IGIS maintains a strategic human resources (HR) plan to ensure that the office recruits, develops and retains a workforce that effectively supports the Inspector-General in current activities as well as preparing the office for its anticipated expansion of jurisdiction. In 2018-19 the average staff turnover for the office was 8.4%. The office is partially meeting its recruitment targets in the strategic HR plan and several candidates are undergoing relevant pre-employment suitability and security checks.

In 2018-19 the office continued its program of internal training in job-specific skills and knowledge including recent changes to legislation, complaints handling and security awareness. In order to manage increased recruitment activity and larger staff numbers overall, in 2018-19 the office implemented a formal five day induction program for new staff. The office also provided opportunities for staff to attend training courses and seminars relevant to their role. The IGIS Enterprise Agreement 2016-2019 provides a studies assistance scheme for employees who pursue studies relevant to the work of the office.

The office conducts regular staff surveys to seek feedback on the office’s performance management and training arrangements. In a staff survey conducted in June 2019, roughly 70% of staff agreed or strongly agreed that performance management, training and development and leadership provided by the IGIS executive adequately support employees to perform the duties of the office.

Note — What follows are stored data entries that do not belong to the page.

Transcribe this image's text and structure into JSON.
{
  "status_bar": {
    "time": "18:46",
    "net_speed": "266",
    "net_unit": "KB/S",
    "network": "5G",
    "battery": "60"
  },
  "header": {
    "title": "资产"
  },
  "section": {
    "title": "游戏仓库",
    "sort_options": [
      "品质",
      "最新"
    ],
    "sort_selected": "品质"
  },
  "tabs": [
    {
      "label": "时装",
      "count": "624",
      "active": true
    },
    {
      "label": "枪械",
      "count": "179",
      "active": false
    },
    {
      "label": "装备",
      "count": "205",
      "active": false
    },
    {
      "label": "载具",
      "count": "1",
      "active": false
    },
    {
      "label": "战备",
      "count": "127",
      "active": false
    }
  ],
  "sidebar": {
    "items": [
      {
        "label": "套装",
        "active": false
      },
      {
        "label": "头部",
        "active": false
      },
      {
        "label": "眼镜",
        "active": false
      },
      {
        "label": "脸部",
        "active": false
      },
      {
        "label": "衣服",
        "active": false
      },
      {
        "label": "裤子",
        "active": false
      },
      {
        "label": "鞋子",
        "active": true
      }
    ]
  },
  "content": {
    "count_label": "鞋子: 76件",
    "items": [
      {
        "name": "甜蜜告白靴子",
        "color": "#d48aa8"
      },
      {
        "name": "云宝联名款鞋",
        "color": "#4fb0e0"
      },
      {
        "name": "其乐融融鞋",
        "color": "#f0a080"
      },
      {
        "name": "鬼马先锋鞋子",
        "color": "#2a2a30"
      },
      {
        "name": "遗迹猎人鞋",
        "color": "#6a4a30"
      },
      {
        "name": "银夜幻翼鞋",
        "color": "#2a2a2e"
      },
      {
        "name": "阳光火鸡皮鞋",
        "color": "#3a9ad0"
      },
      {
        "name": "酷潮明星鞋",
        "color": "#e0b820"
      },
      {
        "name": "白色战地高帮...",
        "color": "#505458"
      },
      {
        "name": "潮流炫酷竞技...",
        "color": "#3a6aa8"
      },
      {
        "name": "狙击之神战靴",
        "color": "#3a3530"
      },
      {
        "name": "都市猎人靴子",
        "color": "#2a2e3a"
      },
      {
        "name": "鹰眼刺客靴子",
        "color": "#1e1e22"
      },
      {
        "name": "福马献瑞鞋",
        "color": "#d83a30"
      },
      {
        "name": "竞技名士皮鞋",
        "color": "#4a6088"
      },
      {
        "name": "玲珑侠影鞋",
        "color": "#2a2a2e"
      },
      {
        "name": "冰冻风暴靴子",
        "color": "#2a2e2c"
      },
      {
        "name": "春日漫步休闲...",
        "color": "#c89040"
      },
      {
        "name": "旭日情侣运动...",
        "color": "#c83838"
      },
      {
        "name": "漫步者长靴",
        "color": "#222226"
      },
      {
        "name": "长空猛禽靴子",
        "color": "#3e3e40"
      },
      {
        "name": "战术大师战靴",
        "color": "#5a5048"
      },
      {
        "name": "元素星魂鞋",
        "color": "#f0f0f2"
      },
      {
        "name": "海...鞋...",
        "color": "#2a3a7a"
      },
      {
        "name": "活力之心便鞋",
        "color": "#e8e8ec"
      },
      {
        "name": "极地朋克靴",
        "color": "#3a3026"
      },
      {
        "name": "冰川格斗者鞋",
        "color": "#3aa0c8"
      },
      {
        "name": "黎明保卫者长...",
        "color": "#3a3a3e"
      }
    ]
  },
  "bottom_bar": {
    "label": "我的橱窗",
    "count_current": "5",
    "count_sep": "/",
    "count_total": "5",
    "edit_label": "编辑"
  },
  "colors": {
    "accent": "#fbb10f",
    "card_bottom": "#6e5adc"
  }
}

During 2018-19 this office has undertaken Immersive Development Placements with other Commonwealth government agencies, including the Australian Commission for Law Enforcement Integrity (ACLEI), the Australian Criminal Intelligence Commission (ACIC), the Australian Federal Police (AFP), the Australian Transaction Reports and Analysis Centre (AUSTRAC), and the Office of the Commonwealth Ombudsman (OCO). These placements have been undertaken in accordance with arrangements developed in a memorandum of understanding with each host agency, and further tailored to each individual placement. A Memorandum of Understanding for Immersive Development Placements has also been negotiated with the Department of Home Affairs.

These placements were designed to improve the expertise of this office ahead of the commencement of its expanded jurisdiction. They also enabled the office to enhance its understanding of the host agencies’ internal policies, procedures and organisational structures. The placements have likewise provided host agencies with an understanding of the organisational structure of this office and its approach to oversight. Where individuals have been hosted in the ACIC, AFP and AUSTRAC, it has also improved the office’s understanding of the intelligence functions of these agencies, and developed the skills and capability of our employees in relation to those functions. The placement of IGIS employees with other oversight bodies (ACLEI and OCO) has assisted this office in its work to prepare for the de-confliction of oversight when the expanded jurisdiction commences. Placements have primarily been undertaken by newly recruited staff who are in the process of obtaining the security clearance for IGIS roles.